How, then, should this court dispose of the appeal? We have concluded that we should adjourn it for a fixed period to give a further opportunity for the Court of Common Pleas to consider the position in the light of the information that was not before it in May 2025, namely that a suitable family member other than the father is now available as a short term carer. It may be possible for the protective measures identified as necessary by the English court to be effected in Pennsylvania. A further hearing would also allow the Court of Common Pleas to consider the position of the children if their mother is not arrested but has had their travel documents removed from her.

58.

It will of course be entirely a matter for the Court of Common Pleas as to whether it chooses to make any further order in the light of the new information, but we consider it to be in the interests of the children that such an opportunity should be afforded before we make final orders disposing of all aspects of this appeal.

59.

This unusual course is justified because the courts in England and America have both reached the firm conclusion that these children should return to America, yet the children have now been in England for over three years. Having had the opportunity to study the proceedings in both jurisdictions, it is our respectful and considered view that the present difficulties might yet be overcome if each court has a fuller understanding of the other’s perspective.
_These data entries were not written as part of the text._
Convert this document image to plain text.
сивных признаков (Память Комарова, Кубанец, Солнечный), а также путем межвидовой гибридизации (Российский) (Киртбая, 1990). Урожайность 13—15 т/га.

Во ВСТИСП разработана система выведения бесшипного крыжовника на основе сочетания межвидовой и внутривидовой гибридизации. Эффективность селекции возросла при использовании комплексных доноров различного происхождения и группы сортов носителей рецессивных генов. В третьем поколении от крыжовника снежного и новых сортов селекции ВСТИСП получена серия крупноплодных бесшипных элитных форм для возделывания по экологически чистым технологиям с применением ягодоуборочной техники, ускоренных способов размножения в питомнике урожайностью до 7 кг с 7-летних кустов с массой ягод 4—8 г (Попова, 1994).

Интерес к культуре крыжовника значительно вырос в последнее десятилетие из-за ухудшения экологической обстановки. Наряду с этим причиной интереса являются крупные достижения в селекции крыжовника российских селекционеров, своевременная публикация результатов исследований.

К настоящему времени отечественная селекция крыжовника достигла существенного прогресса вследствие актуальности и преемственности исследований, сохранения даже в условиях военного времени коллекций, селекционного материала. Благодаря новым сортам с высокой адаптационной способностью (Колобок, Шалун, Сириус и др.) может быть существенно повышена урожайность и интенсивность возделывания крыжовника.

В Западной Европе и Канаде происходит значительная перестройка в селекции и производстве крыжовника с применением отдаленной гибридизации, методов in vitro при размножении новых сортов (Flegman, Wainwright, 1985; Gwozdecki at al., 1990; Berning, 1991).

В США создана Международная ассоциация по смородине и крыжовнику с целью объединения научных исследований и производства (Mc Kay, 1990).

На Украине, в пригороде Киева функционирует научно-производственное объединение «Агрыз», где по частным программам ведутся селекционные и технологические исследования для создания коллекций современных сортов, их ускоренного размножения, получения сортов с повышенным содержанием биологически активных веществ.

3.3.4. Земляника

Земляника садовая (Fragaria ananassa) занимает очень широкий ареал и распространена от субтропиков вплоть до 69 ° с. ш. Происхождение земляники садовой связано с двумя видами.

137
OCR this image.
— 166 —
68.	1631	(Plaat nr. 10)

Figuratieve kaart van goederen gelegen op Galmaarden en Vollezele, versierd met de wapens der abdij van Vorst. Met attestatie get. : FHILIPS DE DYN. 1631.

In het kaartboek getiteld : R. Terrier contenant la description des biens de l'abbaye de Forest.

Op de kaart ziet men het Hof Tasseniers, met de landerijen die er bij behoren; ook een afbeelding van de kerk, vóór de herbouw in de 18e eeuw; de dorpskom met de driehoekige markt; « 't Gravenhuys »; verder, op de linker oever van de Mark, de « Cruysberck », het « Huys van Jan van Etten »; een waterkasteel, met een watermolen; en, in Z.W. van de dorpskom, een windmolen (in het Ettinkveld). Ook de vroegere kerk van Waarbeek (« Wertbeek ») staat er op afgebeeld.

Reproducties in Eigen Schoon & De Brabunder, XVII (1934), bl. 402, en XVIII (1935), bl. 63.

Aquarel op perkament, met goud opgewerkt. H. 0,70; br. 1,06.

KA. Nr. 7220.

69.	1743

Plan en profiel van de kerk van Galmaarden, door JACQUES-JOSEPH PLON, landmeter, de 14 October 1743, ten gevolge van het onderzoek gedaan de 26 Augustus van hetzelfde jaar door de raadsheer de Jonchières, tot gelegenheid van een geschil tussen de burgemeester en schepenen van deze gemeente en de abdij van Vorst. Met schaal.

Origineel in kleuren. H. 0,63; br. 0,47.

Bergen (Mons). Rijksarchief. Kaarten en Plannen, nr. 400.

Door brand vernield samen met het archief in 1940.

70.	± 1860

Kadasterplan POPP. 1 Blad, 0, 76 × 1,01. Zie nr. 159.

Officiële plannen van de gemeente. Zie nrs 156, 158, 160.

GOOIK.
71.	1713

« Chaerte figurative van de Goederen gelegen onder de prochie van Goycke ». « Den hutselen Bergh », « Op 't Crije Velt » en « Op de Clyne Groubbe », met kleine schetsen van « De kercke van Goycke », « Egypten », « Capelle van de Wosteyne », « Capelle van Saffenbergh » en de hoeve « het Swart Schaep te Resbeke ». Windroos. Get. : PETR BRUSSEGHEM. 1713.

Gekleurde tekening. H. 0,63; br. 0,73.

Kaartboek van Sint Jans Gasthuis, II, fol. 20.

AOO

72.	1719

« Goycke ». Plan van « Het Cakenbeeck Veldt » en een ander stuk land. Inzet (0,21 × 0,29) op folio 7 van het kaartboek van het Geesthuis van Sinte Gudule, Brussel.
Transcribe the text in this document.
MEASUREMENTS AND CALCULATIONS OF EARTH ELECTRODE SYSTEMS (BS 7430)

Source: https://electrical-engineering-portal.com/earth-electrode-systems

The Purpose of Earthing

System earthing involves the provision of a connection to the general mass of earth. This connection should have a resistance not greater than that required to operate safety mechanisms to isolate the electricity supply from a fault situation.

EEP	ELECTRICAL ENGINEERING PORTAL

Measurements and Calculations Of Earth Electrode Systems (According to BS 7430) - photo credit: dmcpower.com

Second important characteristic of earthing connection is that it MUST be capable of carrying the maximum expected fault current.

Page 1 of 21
It is in the children’s interests that the decision-makers in each of the national jurisdictions should be fully aware of the up-to-date position in the other jurisdiction.

60.

We shall therefore:

1)

Set aside paragraph 11 of the order of 22 July 2025, whereby the applications made by the mother and the children for the return order to be set aside were dismissed.

2)

Adjourn the appeal on the basis that it is to be restored in no more than 90 days, so by 10 February 2026.

3)

Stay the return order contained at paragraphs 15 and 16 of the order of 22 July 2025, pending further order of this court.

4)

Cause a copy of our judgment and order, and the two judgments given by the President in this matter, to the International Family Justice Office (for the attention of the UK Hague Network Judge, Lord Justice Moylan), for onward transmission to the Hague Network Judge in the United States.

5)

Invite the parties to agree further interim directions to give effect to our decision.